The full documentation is published at docs.eblu.me
and lives in the docs/ directory, structured around the
Diataxis framework and designed to be compatible with
Obsidian/Obsidian.nvim.
What runs here
Services are a mix of Kubernetes pods (managed by ArgoCD), macOS LaunchAgent services (managed by Ansible), and NixOS systemd services (managed by Nix flakes), all connected via Tailscale:
- Indri (Mac Mini M1) - primary server. Most services run in Minikube via ArgoCD; Forgejo, Caddy, and others run natively as LaunchAgent services via Ansible.
- Ringtail (NixOS desktop, RTX 4080) - GPU workloads (Frigate NVR, Authentik SSO) on k3s, plus NixOS systemd services.
- Sifaka (Synology NAS) - backup target and bulk storage.
Notable services include Grafana/Prometheus/Loki observability, Immich photos, Jellyfin media, Forgejo git forge, a Zot container registry, and more. Public access is routed through a Fly.io proxy; everything else is tailnet-only.
Project structure
ansible/ Ansible playbooks and roles (indri, sifaka)

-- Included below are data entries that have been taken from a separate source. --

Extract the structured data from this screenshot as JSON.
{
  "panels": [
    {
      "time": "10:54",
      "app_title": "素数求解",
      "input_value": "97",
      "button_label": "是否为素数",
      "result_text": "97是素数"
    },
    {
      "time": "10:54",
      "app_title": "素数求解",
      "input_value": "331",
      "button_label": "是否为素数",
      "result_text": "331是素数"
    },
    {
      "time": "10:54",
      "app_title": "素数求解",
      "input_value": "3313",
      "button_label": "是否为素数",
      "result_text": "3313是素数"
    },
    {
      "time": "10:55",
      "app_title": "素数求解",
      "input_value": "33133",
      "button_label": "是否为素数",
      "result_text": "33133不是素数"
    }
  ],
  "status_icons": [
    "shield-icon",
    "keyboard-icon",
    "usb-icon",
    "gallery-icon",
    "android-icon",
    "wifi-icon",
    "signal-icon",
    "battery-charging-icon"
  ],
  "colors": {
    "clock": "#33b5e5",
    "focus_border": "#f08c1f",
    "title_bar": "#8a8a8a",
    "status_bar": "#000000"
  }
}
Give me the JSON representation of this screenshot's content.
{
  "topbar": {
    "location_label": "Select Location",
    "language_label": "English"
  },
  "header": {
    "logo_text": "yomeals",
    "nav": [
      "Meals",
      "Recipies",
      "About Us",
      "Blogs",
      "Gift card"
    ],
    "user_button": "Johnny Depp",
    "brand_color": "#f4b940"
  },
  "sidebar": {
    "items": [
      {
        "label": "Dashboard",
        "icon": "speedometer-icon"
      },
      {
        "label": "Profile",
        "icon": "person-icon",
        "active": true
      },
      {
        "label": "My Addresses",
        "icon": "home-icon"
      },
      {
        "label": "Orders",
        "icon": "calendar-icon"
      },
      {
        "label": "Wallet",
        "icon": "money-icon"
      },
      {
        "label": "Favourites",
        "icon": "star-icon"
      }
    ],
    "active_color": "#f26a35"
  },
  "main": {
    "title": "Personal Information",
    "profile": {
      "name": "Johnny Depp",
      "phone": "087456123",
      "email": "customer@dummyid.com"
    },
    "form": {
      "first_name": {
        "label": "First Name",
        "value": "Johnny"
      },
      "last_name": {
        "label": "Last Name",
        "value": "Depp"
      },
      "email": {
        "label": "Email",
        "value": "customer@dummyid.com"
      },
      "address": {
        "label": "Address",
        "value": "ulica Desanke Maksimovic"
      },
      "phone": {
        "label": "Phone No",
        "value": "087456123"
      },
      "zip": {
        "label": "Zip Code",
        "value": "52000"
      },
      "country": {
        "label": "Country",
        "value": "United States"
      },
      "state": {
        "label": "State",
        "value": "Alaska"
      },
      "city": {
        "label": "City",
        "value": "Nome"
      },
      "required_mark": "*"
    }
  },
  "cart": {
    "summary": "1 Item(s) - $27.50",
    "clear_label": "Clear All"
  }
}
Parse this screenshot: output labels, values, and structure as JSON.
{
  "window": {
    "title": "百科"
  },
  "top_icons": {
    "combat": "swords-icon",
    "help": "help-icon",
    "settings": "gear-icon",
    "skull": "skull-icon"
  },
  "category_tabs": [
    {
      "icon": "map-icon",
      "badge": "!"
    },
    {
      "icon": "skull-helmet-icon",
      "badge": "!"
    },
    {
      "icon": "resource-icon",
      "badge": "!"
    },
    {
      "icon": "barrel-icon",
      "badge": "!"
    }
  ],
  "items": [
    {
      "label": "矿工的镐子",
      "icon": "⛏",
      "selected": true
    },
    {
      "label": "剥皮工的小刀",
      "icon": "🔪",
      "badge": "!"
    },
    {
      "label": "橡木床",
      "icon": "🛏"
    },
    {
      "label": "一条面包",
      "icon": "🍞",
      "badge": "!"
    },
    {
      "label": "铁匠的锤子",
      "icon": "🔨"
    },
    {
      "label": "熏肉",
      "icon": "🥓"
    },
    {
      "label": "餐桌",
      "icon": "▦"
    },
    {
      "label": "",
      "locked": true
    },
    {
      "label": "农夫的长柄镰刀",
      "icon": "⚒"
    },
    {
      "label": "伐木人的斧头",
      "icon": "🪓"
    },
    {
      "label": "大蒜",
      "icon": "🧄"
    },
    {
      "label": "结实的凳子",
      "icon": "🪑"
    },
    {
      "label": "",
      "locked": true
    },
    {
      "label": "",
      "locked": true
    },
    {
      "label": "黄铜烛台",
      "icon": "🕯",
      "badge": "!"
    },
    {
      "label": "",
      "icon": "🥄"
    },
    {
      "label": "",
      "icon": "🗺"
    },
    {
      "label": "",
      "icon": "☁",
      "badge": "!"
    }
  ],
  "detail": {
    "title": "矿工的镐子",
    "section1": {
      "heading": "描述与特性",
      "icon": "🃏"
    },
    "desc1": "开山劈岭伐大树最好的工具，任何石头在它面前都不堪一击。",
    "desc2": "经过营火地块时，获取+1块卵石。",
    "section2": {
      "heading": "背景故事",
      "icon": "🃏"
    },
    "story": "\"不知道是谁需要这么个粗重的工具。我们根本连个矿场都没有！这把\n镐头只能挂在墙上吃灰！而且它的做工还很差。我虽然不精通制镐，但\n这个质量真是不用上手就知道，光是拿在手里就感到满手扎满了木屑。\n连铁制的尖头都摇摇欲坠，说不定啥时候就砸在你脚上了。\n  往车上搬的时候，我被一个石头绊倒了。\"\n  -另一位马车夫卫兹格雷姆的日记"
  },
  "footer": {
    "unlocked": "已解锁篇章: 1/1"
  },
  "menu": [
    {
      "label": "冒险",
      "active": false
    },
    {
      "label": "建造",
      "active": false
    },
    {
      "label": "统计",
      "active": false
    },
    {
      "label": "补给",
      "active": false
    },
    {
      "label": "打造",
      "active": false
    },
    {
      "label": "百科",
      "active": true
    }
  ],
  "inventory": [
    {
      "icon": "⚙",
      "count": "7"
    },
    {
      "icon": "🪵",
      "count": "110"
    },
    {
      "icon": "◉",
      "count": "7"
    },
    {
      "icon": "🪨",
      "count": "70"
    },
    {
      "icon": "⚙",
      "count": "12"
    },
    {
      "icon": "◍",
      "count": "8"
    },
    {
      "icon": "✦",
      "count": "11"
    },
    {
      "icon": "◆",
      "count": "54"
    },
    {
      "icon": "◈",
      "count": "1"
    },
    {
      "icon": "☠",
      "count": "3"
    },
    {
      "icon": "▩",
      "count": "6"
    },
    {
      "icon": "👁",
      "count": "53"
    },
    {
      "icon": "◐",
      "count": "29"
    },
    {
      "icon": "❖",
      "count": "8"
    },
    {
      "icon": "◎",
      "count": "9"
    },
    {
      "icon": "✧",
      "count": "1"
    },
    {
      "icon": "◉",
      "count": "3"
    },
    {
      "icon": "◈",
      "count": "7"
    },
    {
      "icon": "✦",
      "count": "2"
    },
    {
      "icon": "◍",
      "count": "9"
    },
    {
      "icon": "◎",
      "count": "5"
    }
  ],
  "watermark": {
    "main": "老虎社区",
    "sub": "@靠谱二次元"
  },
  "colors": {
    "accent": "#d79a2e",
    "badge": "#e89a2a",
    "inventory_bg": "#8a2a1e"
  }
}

argocd/apps/ ArgoCD Application definitions
argocd/manifests/ Kubernetes manifests per service
containers/ Custom container builds (Dockerfile + Nix)
docs/ Diataxis documentation (published at docs.eblu.me)
fly/ Fly.io public proxy configuration
mise-tasks/ Operational scripts run via mise
nixos/ NixOS configuration for ringtail
pulumi/ Pulumi IaC (Tailscale ACLs, Gandi DNS)
.dagger/ Dagger CI pipelines
.forgejo/ Forgejo Actions CI/CD workflows
Getting started
You'll need Homebrew and mise:
brew bundle # install CLI tools (argocd, tea, flyctl, etc.)
mise install # install managed toolchains (ansible, pulumi, dagger, etc.)
prek install # set up git hooks
Git hooks (via prek) enforce secret scanning
(TruffleHog), linting, formatting, and custom checks like doc link validation
and the Mikado branch invariant. They run automatically on git commit.
Operational tasks are driven through mise. Run mise tasks to see what's
available. Key examples:
mise run provision-indri # deploy to indri via Ansible
mise run services-check # verify service health
mise run container-list # list tracked container images
AI-assisted development
This repo is designed to be worked on by both humans and AI agents. The
CLAUDE.md file provides instructions for Claude Code, and the
docs/tutorials/ai-assistance-guide.md
explains the full workflow.
Changes are classified before starting work:
- C0 - quick fixes, committed directly to main
- C1 - feature branch + PR, documentation written before code
- C2 - multi-phase work using the Mikado method for dependency tracking
See the agent change process for details.